Me enseñó anotado el nombre del medicamento en un papelito, le hablé por teléfono a un amigo, que cursó conmigo el doctorado y que casualmente es médico y pude constatar lo que había pensado, era un antibiótico que requería receta. Mi amigo se encontraba de compras en otro centro comercial cercano y tenía recetas en su auto, pasé por ella y la surtí donde iba a realizar mi compra, al pasar rumbo a la farmacia, pude apreciar la mirada del niño hacia la cafetería y verlo tragar saliva. Tenía hambre. Compramos el medicamento y le pregunté:

–¿Quieres desayunar algo?
–No señor, me respondió, muchas gracias. Ya tomé café antes de salir de la casa.
–¿No se te antoja, una rebanada de pizza? –le pregunté, mientras los ojos de Daniel se abrieron como platos-
-Bueno...

Pero, ven antes, quiero comprarte algo. Pasamos al interior de la tienda y le compré calcetas, tenis y una playera. Su sonrisa no podía ser más grande. En la cafetería le ordené dos rebanadas de pizza y un jugo de naranja, yo nada más pedí un café. Daniel me ofreció una de sus rebanadas, yo le dije que tendría un desayuno de trabajo más tarde y le agradecí.

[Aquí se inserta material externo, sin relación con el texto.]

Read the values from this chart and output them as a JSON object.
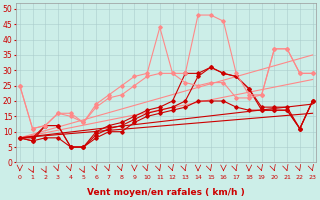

Lo dejé comiendo, mientras iba a concluir de hacer mi compra. Cuando regresé, ya no estaba. Se había llevado su medicamento, obviamente la ropa que tenía puesta, pero había dejado mi café, una de las rebanadas de pizza y en una servilleta, había garabateado una nota que decía: Gracias señor, (recordé que nunca le dije mi nombre) le dejo una de las rebanadas de pizza, sé lo que es estar solamente con un café, y muchas, muchas gracias por todo. Que dios se lo pague.

Me senté en la banca de la cafetería, tomé mi café y degusté una de las mejores rebanadas de pizza que jamás había probado.

¿Cuántos niños cómo Daniel existen en los cinturones de miseria? ¿Cuántos de ellos, educados, formales, pueden acabar por hambre en las redes criminales? ¿Qué es lo que verdaderamente hacemos por ellos? Mi acción la cuento, por el impacto que tuvo en mí. Pero hay mucho que tenemos que hacer para equilibrar la balanza en este mundo injusto, el gobierno tiene forzosamente que ser subsidiario para compensar las desigualdades que produce por sí mismo el libre mercado. La economía tiene que tener un rostro humano.

Tenemos la obligación de construir para Daniel, un Acapulco de oportunidades, con centros de estudio, seguridad, fuentes de empleo. Esa es la terapia preventiva contra la violencia. Finalmente apostar por el potencial humano, por Daniel, por nosotros mismos.

Juntos Logramos Generar: Propuestas y soluciones. JLG.